Fey, Poehler start Globes with punch-line spree

JAKE COYLE AP Film Writer Published:

Tina Fey and Amy Poehler picked up where they left off, kicking off the 71st annual Golden Globes with a torrent of punch lines that lambasted Matt Damon, Meryl Streep and, of course, George Clooney.

Last year's co-hosts again had the Beverly Hills Hilton rolling in an opening act Sunday night. The starry audience roared most of all when Fey described the four-Globe nominee space odyssey "Gravity."

"George Clooney would rather float away in space and die than spend one more minute with a woman his own age," said Fey.

The first award of the night went to Jennifer Lawrence for supporting actress for her performance in David O. Russell's con-artist caper "American Hustle." The award returned Lawrence, a winner last year for Russell's "Silver Linings Playbook," to the stage for an acceptance speech -- something she said was no easier a year later.

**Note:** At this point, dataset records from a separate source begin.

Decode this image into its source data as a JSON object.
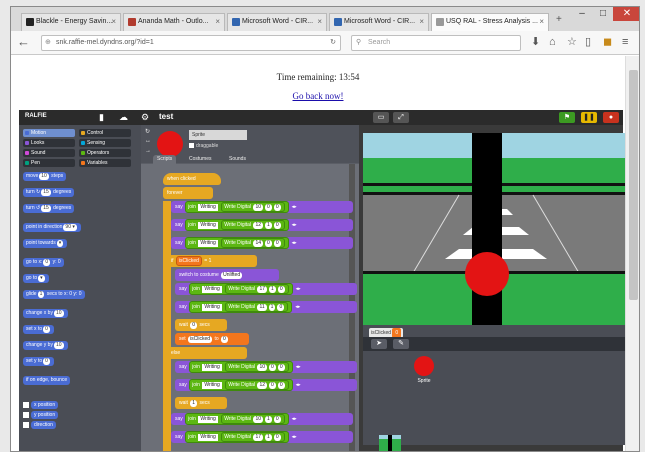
{
  "browser": {
    "tabs": [
      {
        "title": "Blackle - Energy Savin...",
        "fav": "#222"
      },
      {
        "title": "Ananda Math - Outlo...",
        "fav": "#b13b2e"
      },
      {
        "title": "Microsoft Word - CIR...",
        "fav": "#3266b0"
      },
      {
        "title": "Microsoft Word - CIR...",
        "fav": "#3266b0"
      },
      {
        "title": "USQ RAL - Stress Analysis ...",
        "fav": "#999"
      }
    ],
    "newtab": "+",
    "window_buttons": {
      "minimize": "–",
      "maximize": "□",
      "close": "✕"
    },
    "url": "snk.raffie-mel.dyndns.org/?id=1",
    "search_placeholder": "Search",
    "icons": {
      "back": "back-arrow-icon",
      "reload": "reload-icon",
      "download": "download-icon",
      "home": "home-icon",
      "bookmark": "star-icon",
      "menu": "hamburger-menu-icon"
    }
  },
  "page": {
    "timer": "Time remaining: 13:54",
    "go_back": "Go back now!"
  },
  "ide": {
    "logo": "RALFIE",
    "project": "test",
    "categories": [
      {
        "label": "Motion",
        "color": "#4a6cd4",
        "selected": true
      },
      {
        "label": "Control",
        "color": "#e6a822",
        "selected": false
      },
      {
        "label": "Looks",
        "color": "#8a55d7",
        "selected": false
      },
      {
        "label": "Sensing",
        "color": "#04a6d8",
        "selected": false
      },
      {
        "label": "Sound",
        "color": "#cf4ad9",
        "selected": false
      },
      {
        "label": "Operators",
        "color": "#5cb712",
        "selected": false
      },
      {
        "label": "Pen",
        "color": "#00a180",
        "selected": false
      },
      {
        "label": "Variables",
        "color": "#f3761d",
        "selected": false
      }
    ],
    "motion_blocks": [
      {
        "pre": "move",
        "slot": "10",
        "post": "steps"
      },
      {
        "pre": "turn ↻",
        "slot": "15",
        "post": "degrees"
      },
      {
        "pre": "turn ↺",
        "slot": "15",
        "post": "degrees"
      },
      {
        "pre": "point in direction",
        "slot": "90 ▾",
        "post": ""
      },
      {
        "pre": "point towards",
        "slot": "▾",
        "post": ""
      },
      {
        "pre": "go to x:",
        "slot": "0",
        "post": "y: 0"
      },
      {
        "pre": "go to",
        "slot": "▾",
        "post": ""
      },
      {
        "pre": "glide",
        "slot": "1",
        "post": "secs to x: 0 y: 0"
      },
      {
        "pre": "change x by",
        "slot": "10",
        "post": ""
      },
      {
        "pre": "set x to",
        "slot": "0",
        "post": ""
      },
      {
        "pre": "change y by",
        "slot": "10",
        "post": ""
      },
      {
        "pre": "set y to",
        "slot": "0",
        "post": ""
      },
      {
        "pre": "if on edge, bounce",
        "slot": "",
        "post": ""
      }
    ],
    "reporters": [
      "x position",
      "y position",
      "direction"
    ],
    "sprite": {
      "name": "Sprite",
      "draggable": "draggable",
      "tabs": [
        "Scripts",
        "Costumes",
        "Sounds"
      ]
    },
    "scripts": {
      "hat": "when clicked",
      "forever": "forever",
      "say": "say",
      "join": "join",
      "writing": "Writing",
      "write_digital": "Write Digital",
      "pin_rows_a": [
        [
          "10",
          "0",
          "0"
        ],
        [
          "12",
          "1",
          "0"
        ],
        [
          "14",
          "0",
          "0"
        ]
      ],
      "if_label": "if",
      "if_var": "isClicked",
      "if_eq": "= 1",
      "switch_costume": "switch to costume",
      "costume": "Unlifted",
      "pin_rows_b": [
        [
          "17",
          "1",
          "0"
        ],
        [
          "11",
          "1",
          "0"
        ]
      ],
      "wait": "wait",
      "wait_val": "0",
      "wait_unit": "secs",
      "set_label": "set",
      "set_var": "isClicked",
      "set_to": "to",
      "set_val": "0",
      "else_label": "else",
      "pin_rows_c": [
        [
          "10",
          "0",
          "0"
        ],
        [
          "12",
          "0",
          "0"
        ]
      ],
      "wait2_val": "1",
      "pin_rows_d": [
        [
          "10",
          "1",
          "0"
        ],
        [
          "17",
          "1",
          "0"
        ],
        [
          "12",
          "0",
          "0"
        ],
        [
          "14",
          "0",
          "0"
        ]
      ]
    },
    "watcher": {
      "label": "isClicked",
      "value": "0"
    },
    "sprite_corral_label": "Sprite",
    "colors": {
      "stage_sky": "#9fd4e2",
      "stage_grass": "#2fae4a",
      "road": "#7a7a7a",
      "pole": "#000000",
      "ball": "#e31414"
    }
  }
}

"Don't ever do this again," she told herself. "It's so scary."

But Fey and Poehler's playful interplay again stole the show. They're also signed up to host next year.

"This is Hollywood," explained Fey. "If something kind of works, they'll just keep doing it until everyone hates it."

Poehler said that in such a starry crowd, Damon was "basically a garbage person." The Tracy Letts play adaptation "August: Osage County," starring Streep, Fey said, proved "that there are great parts in Hollywood for Meryl Streeps over 60."

There was a bit of a problem for arrivals: A part of the red carpet was drenched when a lighting rig set off a sprinkler a few hours before show time. Crews used vacuums to clean it up.

Poehler and Fey last year brought the Globes telecast to a six-year ratings high of 19.7 million, winning universal praise along the way for their irreverent cracks that playfully punctured Hollywood's veneer.

The 71st Globes show finds itself on the upswing. While the more prestigious and meaningful Academy Awards ceremony wrestles awkwardly with updating its brand, the Globes telecast has thrived as a more comic, unpredictable affair, free of Oscar's self-regard and musical dance numbers.

The favorites Sunday night are David O. Russell's con-artist caper "American Hustle" and Steve McQueen's unflinching epic "12 Years a Slave." The films and their much-nominated ensemble casts lead with seven nominations each, but they will be kept mostly separated by the Globes' split between comedy-musical and drama categories.

Alfonso Cuaron's space odyssey "Gravity," a worldwide hit starring Sandra Bullock, is just as much a front-runner, only with a more limited cast. When Oscar nominations are announced Thursday morning, "Gravity" (nominated for four Globes) will likely clean up in the technical achievement categories that the Globes don't honor.

Support is also strong for the Coen brothers'1960s Greenwich Village folk tale "Inside Llewyn Davis" (three nominations), Alexander Payne's father-son road trip "Nebraska" (five nominations), Spike Jonze's futuristic romance "Her" (three nominations) and Paul Greengrass' pirate thriller "Captain Phillips" (four nominations). All have found various honors in an awards season that has seen critics groups and guild organizations often make divergent choices.

The Hollywood Foreign Press Association, a group of about 85 mostly freelance foreign journalists, has recently undergone a change in leadership and, perhaps, a shift toward respectability. While the Globes have in the past been known for curious nominees like "The Tourist" and "Salmon Fishing in the Yemen," this year's nominees were seen as without such oddities.

This year, the Globes fall days after Oscar nomination voting concluded. The Academy Awards announce their nominees Thursday.